Однажды Фофанов пришел к Мережковским на вечер в огромном белом воротнике, резко выделяющемся на черной блузе. При ближайшем рассмотрении воротник оказался вырезанным из бумаги. Смешное и жалкое впечатление производил он в этом костюме; но он был вдохновенно настроен, так что впечатление это скоро изгладилось. Мережковская затем выдумала игру, повинуясь своему резвому темпераменту девочки. Она пряталась за опущенные портьеры в амбразуре глубокого окна и вызывала поочередно к себе гостей, словно на исповедь, которая продолжалась не больше полуминуты. Она что-то спрашивала и надо было ей что-то ответить. Детская игра эта была прервана внезапным криком Фофанова, который с выпученными глазами выскочил из-за портьеры и ринулся прямо в переднюю и на лестницу. Бибиков погнался за ним, Фофанов, одним словом, внезапно сошел с ума и явился к Репину. С большим трудом Репину и Бибикову удалось проводить его домой; но на другой день он уже был в больнице чудотворца Николая[471]. Долго просидел он там и вышел на свободу лишь через несколько месяцев.

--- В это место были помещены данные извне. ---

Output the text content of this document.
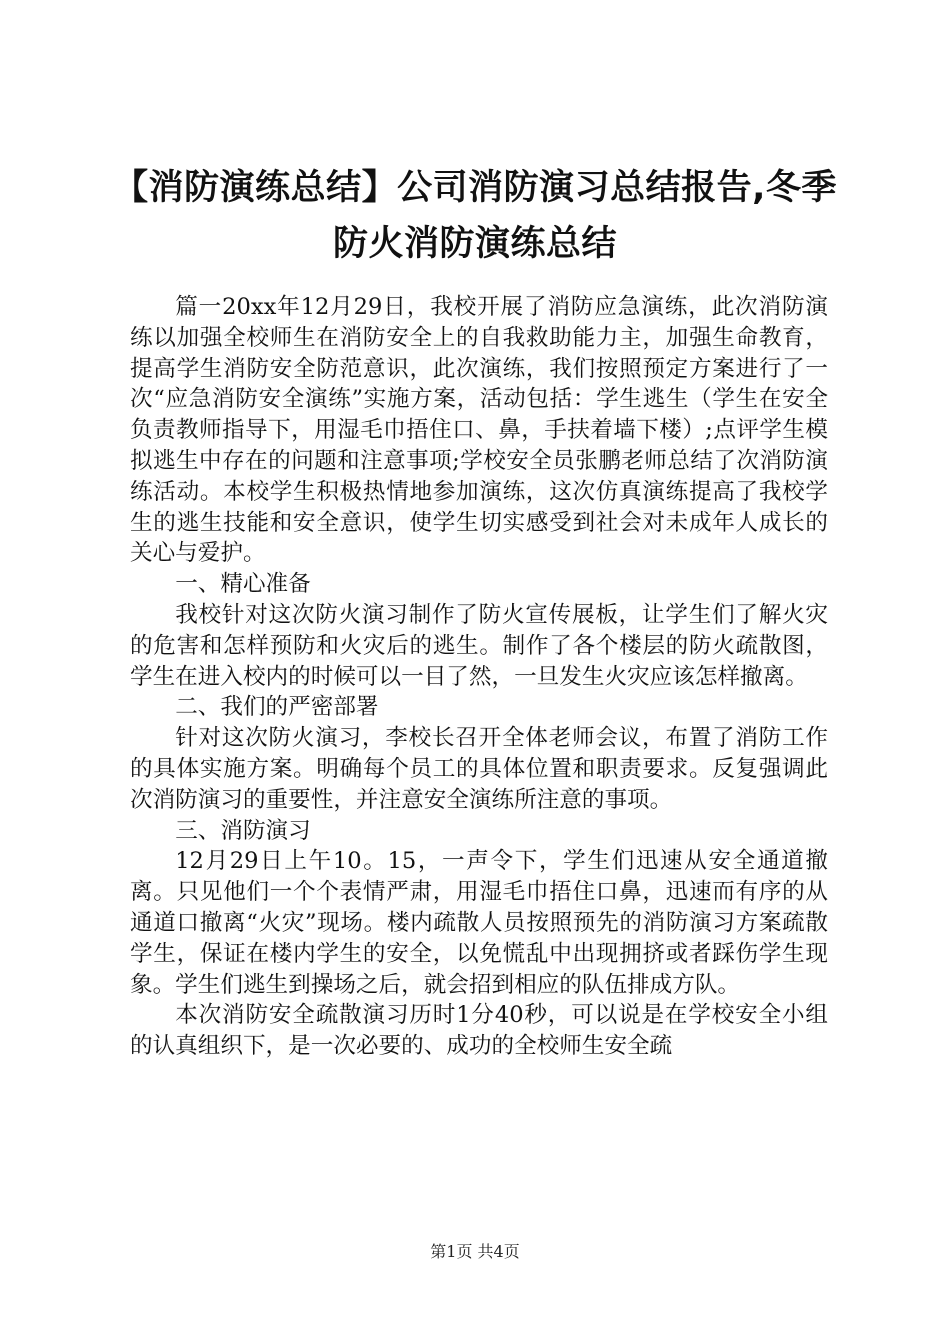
【消防演练总结】公司消防演习总结报告,冬季防火消防演练总结

篇一20xx年12月29日，我校开展了消防应急演练，此次消防演练以加强全校师生在消防安全上的自我救助能力主，加强生命教育，提高学生消防安全防范意识，此次演练，我们按照预定方案进行了一次“应急消防安全演练”实施方案，活动包括：学生逃生（学生在安全负责教师指导下，用湿毛巾捂住口、鼻，手扶着墙下楼）;点评学生模拟逃生中存在的问题和注意事项;学校安全员张鹏老师总结了次消防演练活动。本校学生积极热情地参加演练，这次仿真演练提高了我校学生的逃生技能和安全意识，使学生切实感受到社会对未成年人成长的关心与爱护。

一、精心准备

我校针对这次防火演习制作了防火宣传展板，让学生们了解火灾的危害和怎样预防和火灾后的逃生。制作了各个楼层的防火疏散图，学生在进入校内的时候可以一目了然，一旦发生火灾应该怎样撤离。

二、我们的严密部署

针对这次防火演习，李校长召开全体老师会议，布置了消防工作的具体实施方案。明确每个员工的具体位置和职责要求。反复强调此次消防演习的重要性，并注意安全演练所注意的事项。

三、消防演习

12月29日上午10。15，一声令下，学生们迅速从安全通道撤离。只见他们一个个表情严肃，用湿毛巾捂住口鼻，迅速而有序的从通道口撤离“火灾”现场。楼内疏散人员按照预先的消防演习方案疏散学生，保证在楼内学生的安全，以免慌乱中出现拥挤或者踩伤学生现象。学生们逃生到操场之后，就会招到相应的队伍排成方队。

本次消防安全疏散演习历时1分40秒，可以说是在学校安全小组的认真组织下，是一次必要的、成功的全校师生安全疏

第1页 共4页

— На чем же ты помешался, Костя? — спрашивали мы его.

— На мухе! — отвечал он еще с оттенком ужаса — в глазах. — Мне муха представилась, огромная муха величиной во все окно! Она меня преследовала и в моей памяти, и я не знал, куда от нее деваться. Я понял, что околдован, и выдумал молитву против мухи. Каждый день я тридцать три раза повторял ее. Смотрю, на другой день муха уже съежилась; становилась все меньше и меньше; наконец, уже в мае месяце, совсем крохотная стала, засохла и прилипла к стеклу. Тут ясно стало, что колдовство с меня сошло. Нет, я никогда больше не приду к Гиппиус. Конечно, я не верю в волшебниц, теперь не такой век, но знаете, господа, что-то есть. Я боюсь Гиппиус. Подальше от нее!

Помню, один тоже крупный поэт, уже не первой молодости, грозил, что застрелится, если Гиппиус будет играть им.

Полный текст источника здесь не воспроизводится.